When should you include giving-related variables in your predictive model, and when should you leave them out? This can seem a bit slippery, because there isn’t one answer that applies to all models. In fact, some things I’ve written lately have confused people, so it’s time to clarify the issue (as I understand it, at least).
A giving-related variable is any type of data that would not exist if the individual had not given a gift. Some of the confusion springs from an earlier blog post, my Big List of 100 predictor variables. Near the end of that giant list of suggested predictor variables, I tacked on another list of variables that are all giving-related. Without explanation, I remarked that these variables were reserved for “donor-only models for which the outcome variable is not ‘giving’.” A fellow data miner asked me in response: “Does that mean you normally don’t use giving stats for your major giving models? I’m confused. I would tend to throw all this stuff in my model.”
The answer to that question is: “It depends.” Primarily, it depends on the nature of the question I am trying to answer, which is to say, how I define the dependent variable (a.k.a. outcome variable). Secondarily, but related to the first, it depends on whether I want to score non-donors as well as donors, or donors only.
Let’s say we want to predict who will give to the Annual Fund. It’s a donor acquisition model, so of course our sample to score will include both donors and non-donors. The dependent variable could be defined as either ‘Lifetime giving’ or the binary variable ‘Is a donor’ (0/1). Either way, we should avoid using predictors that are proxies for our dependent variable — that is, predictors that mean the same thing as our dependent variable. For example, ‘Number of gifts’ or even ‘Made a gift with an American Express card’ are both proxies for ‘Is a donor’ — all the non-donors in your data set will by definition be excluded from having this attribute.
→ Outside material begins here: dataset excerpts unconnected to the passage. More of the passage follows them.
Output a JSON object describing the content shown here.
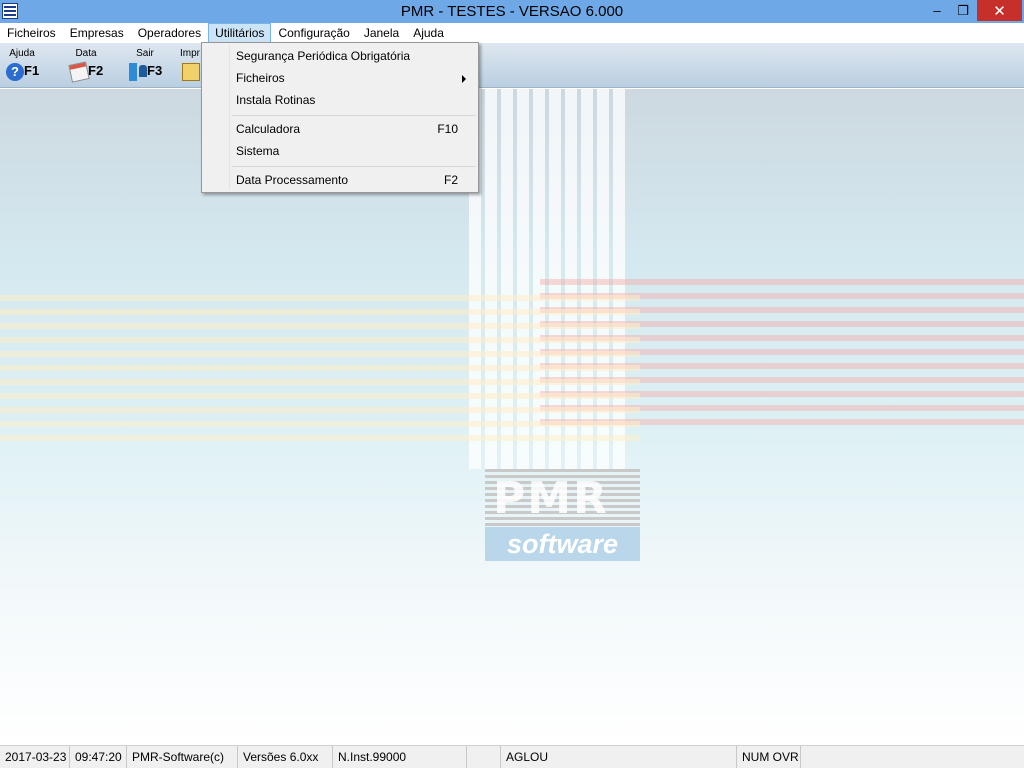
{
  "window": {
    "title": "PMR - TESTES - VERSAO 6.000",
    "minimize_glyph": "–",
    "restore_glyph": "❐",
    "close_glyph": "✕"
  },
  "menubar": {
    "items": [
      {
        "label": "Ficheiros"
      },
      {
        "label": "Empresas"
      },
      {
        "label": "Operadores"
      },
      {
        "label": "Utilitários",
        "active": true
      },
      {
        "label": "Configuração"
      },
      {
        "label": "Janela"
      },
      {
        "label": "Ajuda"
      }
    ]
  },
  "toolbar": {
    "help": {
      "label": "Ajuda",
      "key": "F1",
      "icon": "help-icon"
    },
    "date": {
      "label": "Data",
      "key": "F2",
      "icon": "calendar-icon"
    },
    "exit": {
      "label": "Sair",
      "key": "F3",
      "icon": "exit-icon"
    },
    "print": {
      "label": "Impr",
      "icon": "print-icon"
    }
  },
  "dropdown": {
    "items": [
      {
        "label": "Segurança Periódica Obrigatória",
        "shortcut": ""
      },
      {
        "label": "Ficheiros",
        "shortcut": "",
        "submenu": true
      },
      {
        "label": "Instala Rotinas",
        "shortcut": ""
      },
      {
        "label": "Calculadora",
        "shortcut": "F10"
      },
      {
        "label": "Sistema",
        "shortcut": ""
      },
      {
        "label": "Data Processamento",
        "shortcut": "F2"
      }
    ]
  },
  "logo": {
    "brand": "PMR",
    "tagline": "software"
  },
  "statusbar": {
    "date": "2017-03-23",
    "time": "09:47:20",
    "company": "PMR-Software(c)",
    "version": "Versões 6.0xx",
    "install": "N.Inst.99000",
    "empty1": "",
    "user": "AGLOU",
    "empty2": "",
    "keys": "NUM OVR"
  },
  "colors": {
    "titlebar": "#6ea8e6",
    "close_button": "#c7302a",
    "menu_highlight": "#cce4f7"
  }
}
If I have non-donors in my sample and I want to give them scores, then I have to stay away from ANY giving-related variables. This would be especially true of an acquisition model: I want the non-donors to have a chance at getting a high score, but that won’t happen if I introduce giving-related variables into the model.
“Throwing everything into the model” might give you an excellent value for R squared, but that’s only because you’ve allowed “Y” to leak into the “X” side of the equation. In other words, the model is predicting “donors will be donors, and non-donors won’t be donors.” “Y=Y” is not a very interesting insight. That’s the very opposite of what predictive modeling is all about.
Now suppose that instead of simple participation, we want to predict leadership-level giving in Annual Fund, or maybe even propensity to give a major gift. The dependent variable might be defined differently. Instead of ‘Lifetime giving’, we might define the DV as “Gave $10,000 or more lifetime” (0/1). Suddenly, that frees us up to introduce a few giving-related variables into the model — as long as we are not wanting to score non-donors as well. So I might use variables such as “Has made an anonymous gift” or “Has made a gift using American Express.” Frequency of giving, Recency of giving, Gift type — these are all OK, because none of these categorically rules out participation by lower-end donors. HOWEVER, because I’m trying to predict which individuals will give at elevated levels, I CAN’T use variables that are stand-ins for ‘gave lots of money’ – such as ‘attended a donor-recognition gala’ or ‘member of the President’s Circle’, and so on. All the existing big donors would get great scores and everyone else would be at the bottom. Again, that’s not providing insight.
Ultimately, it’s not about whether giving-related variables should be used as predictors. It’s about keeping ANY proxy for your outcome variable (the Y side of your equation) out of the predictors (the X side of the equation), as much as possible. For example, if you are modeling for likelihood to attend an event, and your DV is defined as “Has attended an event”, or maybe “Number of events attended,” then you wouldn’t use as a predictor the fact that someone filled out a survey to give feedback about the event they just attended — because we know that variable equates to the behaviour of having attended an event.
I say avoid this “as much as possible,” because often the lack of independence is not so obvious. Some good predictors are not truly independent of Y, a condition we can detect if we are watchful while evaluating our predictors. But predictors must be at least partially independent, or the scores that result will be not very interesting. Not invalid, exactly — just sort of useless.
So your choice comes down to the nature of your question, and the composition of your model. Once you’ve defined the question, how do you decide which model to build? Here’s what I do. I build at least two models, sometimes several: I use different outcome variables; I use different data sets, one with donors only, another that includes non-donors; I include or exclude giving-related predictors, and finally I use both multiple linear regression and binary logistic regression. Then I check how each model scores a holdout sample, and I go with whichever model does the best job.